1. Ausgangslage
Liegt ein vollstreckbares Deutsches Urteil oder eine vollstreckbare öffentliche Urkunde vor, kann dieses oder diese in der Schweiz nicht direkt vollstreckt werden. Insbesondere können nicht direkt über den Gerichtsvollzieher Vermögenswerte des Schuldners, z.B. Lohnansprüche, Bankkonti oder Grundstücke, gepfändet werden, wie das in Deutschland üblich ist.

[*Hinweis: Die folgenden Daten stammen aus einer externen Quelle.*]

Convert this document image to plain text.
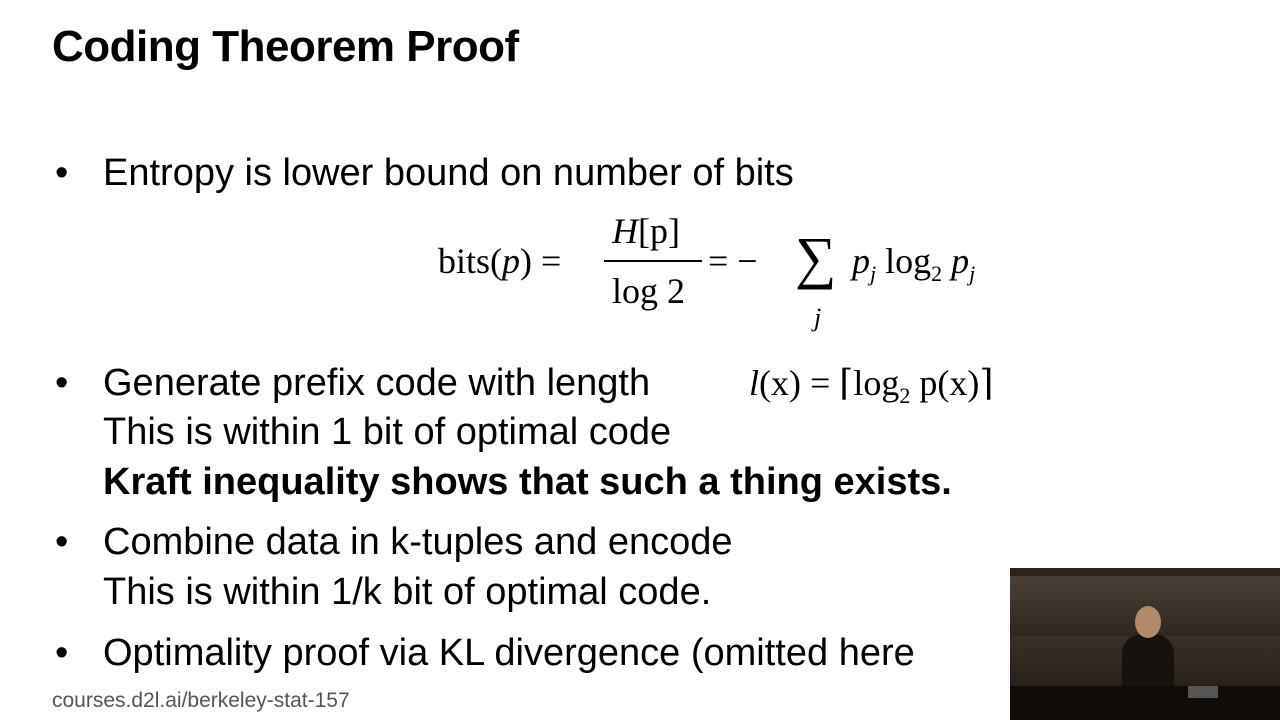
Coding Theorem Proof
• Entropy is lower bound on number of bits
bits(p) =
H[p]
log 2
= − ∑
j
$p_j$ $\log_2 p_j$
• Generate prefix code with length	$l(x) = ⌈\log_2$ p(x)⌉
This is within 1 bit of optimal code
Kraft inequality shows that such a thing exists.
• Combine data in k-tuples and encode
This is within 1/k bit of optimal code.
• Optimality proof via KL divergence (omitted here
courses.d2l.ai/berkeley-stat-157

Bevor es zur eigentlichen Vollstreckung kommt, muss zuerst das (innerschweizerische) Vollstreckungsverfahren durchlaufen werden.
Das ist der große Unterschied zu einer Vollstreckung in Deutschland. In der Schweiz liegt ein duales System mit zwei Behörden vor, während in Deutschland das Gericht vollstreckt. Nachfolgend wird vorab die Zwangsvollstreckung ohne vollstreckbaren Titel und danach mit vollstreckbaren, d.h. tituliertem Urteilen beschrieben.
2.1 Zahlungsbefehl
Die Zwangsvollstreckung in der Schweiz beginnt mit der Ausstellung eines Zahlungsbefehls durch das Betreibungsamt (Vollstreckungsamt). Das ist ein ähnliches Verfahren wie in Deutschland das Mahnverfahren. Der Gläubiger beantragt die Ausstellung eines Zahlungsbefehls mit schriftlichem Gesuch an das Betreibungsamt. Ein Zahlungsbefehl enthält den Namen und Wohnort des Gläubigers und des Schuldners, die Forderungssumme in Schweizer Währung mit der Höhe der Zinsen und dem Beginn des Zinsenlaufes sowie die Forderungsurkunde oder in Ermangelung einer solchen den Grund der Forderung. Die Ausstellung eines Zahlungsbefehls kann man voraussetzungslos beantragen, auch ohne Rechtstitel. Entsprechend kann sich der Schuldner auch einfach gegen den Zahlungsbefehl wehren. Er kann innert zehn Tagen nach Zustellung des Zahlungsbefehls beim Betreibungsamt Rechtsvorschlag (Widerspruch) erheben. Dafür braucht er keine Begründung. Unterlässt der Schuldner den Rechtsvorschlag, warum auch immer, kann der Gläubiger innert 20 Tagen nach Zustellung des Zahlungsbefehls das Fortsetzungsbegehren (Pfändungsbegehren) stellen, das letztlich in die Pfändung und Verwertung seines Einkommens und / oder Vermögenswerte mündet.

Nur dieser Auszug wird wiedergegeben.